ML is not new, but hardware and software advancements make it more practical.

Distributed Machine Learning Approaches

  1. Aggregate all data to a central location, train, then send models back
  • Data movement is expensive
  • Data sovereignty is also an issue
  1. Federated Models
  • Evaluate data locally
  • Periodically aggregate model/parameters centrally
  • Disseminate updates

Parameter Server

Data distributed to workers

Model parameters distributed across parameter servers

  1. Workers get working set of parameters
  2. Compute gradients
  3. Update parameters to servers
  4. Servers synchronize and update model
  5. Repeat until changes from one model to another is less significant than some threshold

Geo-Distributed ML

Naive Approach

Simply deploy parameter servers and workers across each datacenter.

Works, but increasingly slower, especially when across WAN boundaries

Leverage Approximation

Decouple the synchronization model within the datacenter from the synchronization of the model among data centers.

Worker nodes sync as normal with local parameter servers. Then, parameter servers perform a remote sync to remote parameter servers later.

Machine learning models always only approximately correct and converging, so this delay between remote parameter servers isn’t that bad.

What and how to sync among datacenters?

  • The majority of updates are insignificant.


Uses Approximate Synchronous Parallel model.


  • Significance filter
  • ASP selective barrier
    • A mechanism to stall workers during remote sync
  • Mirror Clock
    • To keep datacenters in sync and determine RTT and speed.

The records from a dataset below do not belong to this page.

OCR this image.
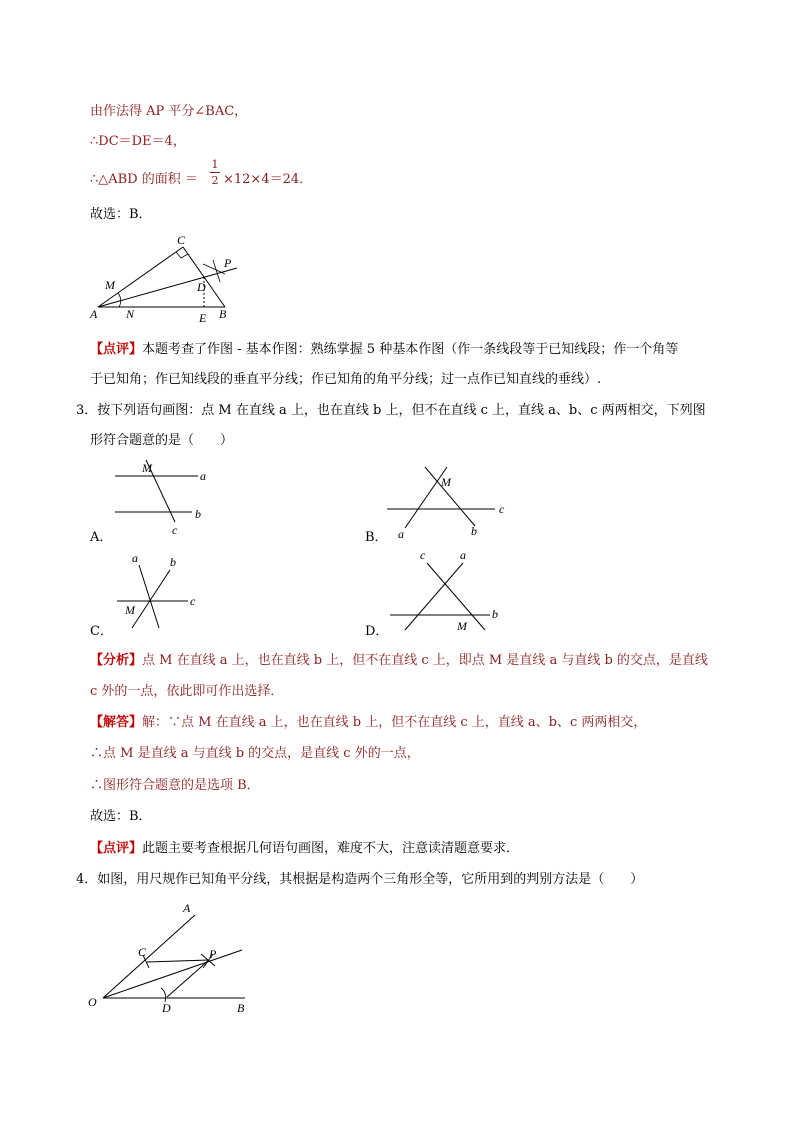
由作法得 AP 平分∠BAC，
∴DC＝DE＝4，
∴△ABD 的面积 ＝
1
2 ×12×4＝24．
故选：B．
C
P
M	D
A N	E B
【点评】本题考查了作图 - 基本作图：熟练掌握 5 种基本作图（作一条线段等于已知线段；作一个角等
于已知角；作已知线段的垂直平分线；作已知角的角平分线；过一点作已知直线的垂线）.
3．按下列语句画图：点 M 在直线 a 上，也在直线 b 上，但不在直线 c 上，直线 a、b、c 两两相交，下列图
形符合题意的是（　　）
M
a
b
c
A．
M
c
a	b
B．
a	b
c
M
C．
c	a
b
M
D．
【分析】点 M 在直线 a 上，也在直线 b 上，但不在直线 c 上，即点 M 是直线 a 与直线 b 的交点，是直线
c 外的一点，依此即可作出选择．
【解答】解：∵点 M 在直线 a 上，也在直线 b 上，但不在直线 c 上，直线 a、b、c 两两相交，
∴点 M 是直线 a 与直线 b 的交点，是直线 c 外的一点，
∴图形符合题意的是选项 B．
故选：B．
【点评】此题主要考查根据几何语句画图，难度不大，注意读清题意要求．
4．如图，用尺规作已知角平分线，其根据是构造两个三角形全等，它所用到的判别方法是（　　）
A
C	P
O	D	B
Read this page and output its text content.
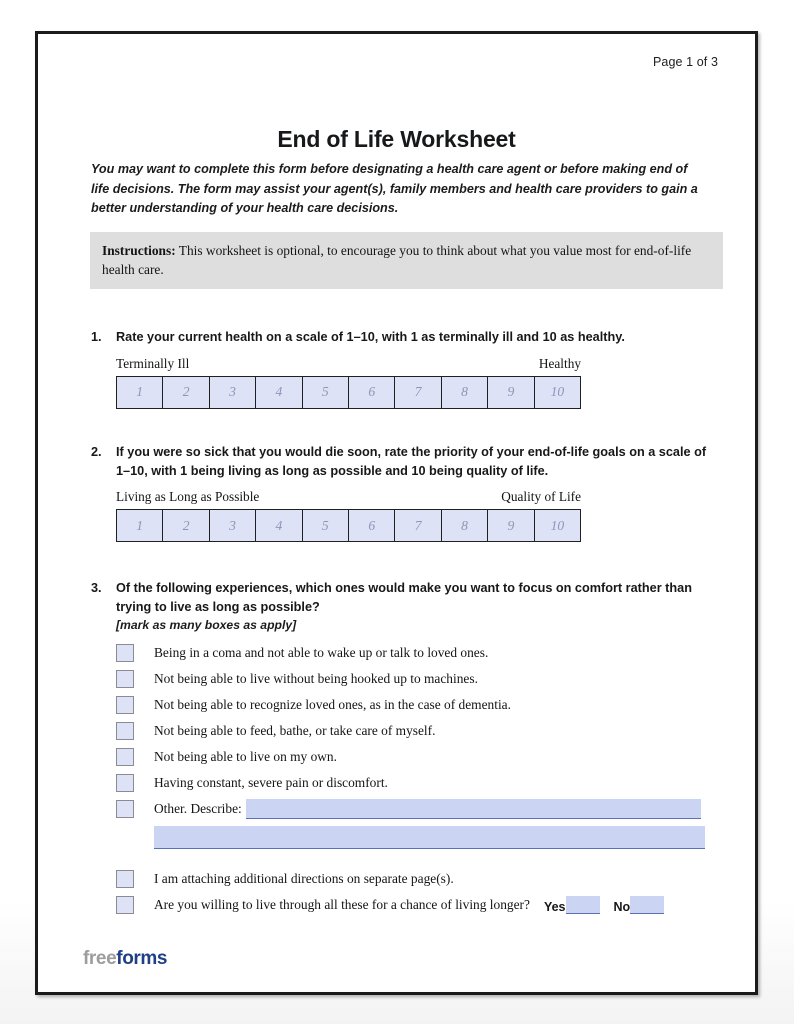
Page 1 of 3
End of Life Worksheet
You may want to complete this form before designating a health care agent or before making end of life decisions. The form may assist your agent(s), family members and health care providers to gain a better understanding of your health care decisions.
Instructions: This worksheet is optional, to encourage you to think about what you value most for end-of-life health care.
1.	Rate your current health on a scale of 1–10, with 1 as terminally ill and 10 as healthy.
Terminally Ill	Healthy
1	2	3	4	5	6	7	8	9	10
2.	If you were so sick that you would die soon, rate the priority of your end-of-life goals on a scale of 1–10, with 1 being living as long as possible and 10 being quality of life.
Living as Long as Possible	Quality of Life
1	2	3	4	5	6	7	8	9	10
3.	Of the following experiences, which ones would make you want to focus on comfort rather than trying to live as long as possible?
[mark as many boxes as apply]
Being in a coma and not able to wake up or talk to loved ones.
Not being able to live without being hooked up to machines.
Not being able to recognize loved ones, as in the case of dementia.
Not being able to feed, bathe, or take care of myself.
Not being able to live on my own.
Having constant, severe pain or discomfort.
Other. Describe:
I am attaching additional directions on separate page(s).
Are you willing to live through all these for a chance of living longer? Yes	No
freeforms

This resulted in significant increase in learning performance when running across WAN over running a system designed for a datacenter.

  • Gaia performance was close to LAN

Tradeoffs of Using Global Model

Global Models are not always needed:

  • Locality and personalization are lost
  • Tailored models == smaller, more efficient
  • Complexity of training and potential for overfitting with large models
  • Data transfer costs are still big

One alternative is isolated learning:

  • Each node builds custom model
  • May not have all the data, which can lead to inaccurate model
  • Loss of efficiency
    • No sharing of data
    • No sharing of computation
    • Especially during concept shift

Collaborative Learning with Cartel

Developed by professor (Definitely on the test)

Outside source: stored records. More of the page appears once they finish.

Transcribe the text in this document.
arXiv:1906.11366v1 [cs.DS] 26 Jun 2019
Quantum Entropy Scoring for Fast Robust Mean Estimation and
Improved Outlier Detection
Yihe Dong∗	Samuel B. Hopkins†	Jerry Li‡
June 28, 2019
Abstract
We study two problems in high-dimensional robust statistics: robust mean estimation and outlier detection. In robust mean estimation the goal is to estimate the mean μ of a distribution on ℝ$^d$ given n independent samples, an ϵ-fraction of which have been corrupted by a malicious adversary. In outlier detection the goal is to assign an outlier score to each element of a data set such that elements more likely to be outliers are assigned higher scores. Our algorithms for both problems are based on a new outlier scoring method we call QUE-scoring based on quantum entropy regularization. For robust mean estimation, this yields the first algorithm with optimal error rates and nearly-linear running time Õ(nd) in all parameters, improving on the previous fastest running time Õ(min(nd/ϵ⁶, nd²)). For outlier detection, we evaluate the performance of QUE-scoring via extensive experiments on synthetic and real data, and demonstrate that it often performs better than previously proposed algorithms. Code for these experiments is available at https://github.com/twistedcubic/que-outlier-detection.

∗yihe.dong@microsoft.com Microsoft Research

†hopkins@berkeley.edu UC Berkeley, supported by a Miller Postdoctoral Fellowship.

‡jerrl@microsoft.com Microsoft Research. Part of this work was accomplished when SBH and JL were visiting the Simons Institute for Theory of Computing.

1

Maintain small customized models at each location/node/context

When a change in the environment/workload pattern occurs, find another node that has observed similar patterns, transfer knowledge

Cartel provides a jump start to adapt to these changes by making it possible to react quickly, find the right peer nodes, and selectively update the model.

Relies on a (logically) centralized registry/DHT to keep metadata about logical neighbors


  • Adapts quickly to changes in workload
    • 8x
  • Reduces total data transfer
    • 1500x
  • Enables use of smaller models
    • 3x smaller
    • 5.7x faster training

Beyond Geo-Distributed Training

Training is only one step in ML pipeline

Ray (and friends) at Rise Labs (from Berkeley) created framework to handle all steps in pipeline.